There’s a good debate in Jamie Kenny’s comments about the political upshot of bin Laden’s death in Pakistan. For what it’s worth, I’m with Dan Hardie on this – it’s a very important political fact that the intelligence hierarchy a) couldn’t or wouldn’t catch bin Laden and b) couldn’t or wouldn’t protect him any longer. The ISI needs to be useful to the Americans and also to the jihadis to maintain its private foreign policy and its special role in Pakistani politics.

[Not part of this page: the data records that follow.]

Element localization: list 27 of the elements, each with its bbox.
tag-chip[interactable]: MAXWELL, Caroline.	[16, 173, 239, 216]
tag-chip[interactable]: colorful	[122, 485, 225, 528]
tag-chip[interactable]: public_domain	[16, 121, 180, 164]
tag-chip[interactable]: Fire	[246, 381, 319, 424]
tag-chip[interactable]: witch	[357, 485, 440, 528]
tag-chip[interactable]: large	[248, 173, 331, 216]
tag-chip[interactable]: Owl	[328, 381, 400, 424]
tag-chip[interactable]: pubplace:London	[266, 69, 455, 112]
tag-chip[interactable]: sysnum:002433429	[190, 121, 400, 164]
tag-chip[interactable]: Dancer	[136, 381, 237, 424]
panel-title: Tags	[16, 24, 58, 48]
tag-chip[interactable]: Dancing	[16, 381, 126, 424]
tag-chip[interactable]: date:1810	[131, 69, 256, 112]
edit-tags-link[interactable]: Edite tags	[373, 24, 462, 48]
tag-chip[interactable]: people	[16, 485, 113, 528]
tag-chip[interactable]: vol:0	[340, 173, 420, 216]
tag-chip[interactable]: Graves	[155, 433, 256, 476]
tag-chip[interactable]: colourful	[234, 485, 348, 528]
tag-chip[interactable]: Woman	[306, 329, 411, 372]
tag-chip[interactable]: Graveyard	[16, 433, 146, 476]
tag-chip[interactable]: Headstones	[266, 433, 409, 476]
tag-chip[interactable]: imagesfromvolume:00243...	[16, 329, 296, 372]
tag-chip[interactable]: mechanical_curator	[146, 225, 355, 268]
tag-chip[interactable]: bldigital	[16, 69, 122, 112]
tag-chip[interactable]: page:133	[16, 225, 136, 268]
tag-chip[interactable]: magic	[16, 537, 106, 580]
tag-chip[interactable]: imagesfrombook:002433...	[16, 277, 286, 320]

In the short term, it’s still in a position to make trouble – NATO is still using the roads to Afghanistan, after all – but this ability to cause trouble is now significantly constrained. When bin Laden turns out to have been living two miles from the Abbottabad Golf Club all these years, playing the supply-route card is very close indeed to committing to his side and burning the bridges. It may not be as dramatic as the Falklands War was for the Argentine military as a political actor. The outrage of actual Americans staging an air-mobile assault in urban Pakistan buffers this a bit. But they can’t count on nationalist outrage as a source of support – they didn’t, after all, prevent the raid, whether by shooting up the helicopters or by getting rid of bin Laden themselves.
The defining issue now is whether Pakistan’s other institutions can assert more power faster than the Americans (and everyone else) can cut-and-run. The end of US support after 1992, after all, tended to strengthen the ISI as a force in Pakistani politics. If the ISI director Ahmed Shuja Pasha is indeed sacked, this will be quite an ambiguous move, as General Kayani brought him in from the armoured corps in order to keep an eye on the organisation. But this is only a short-term coping strategy – or in other words, tactics rather than strategy.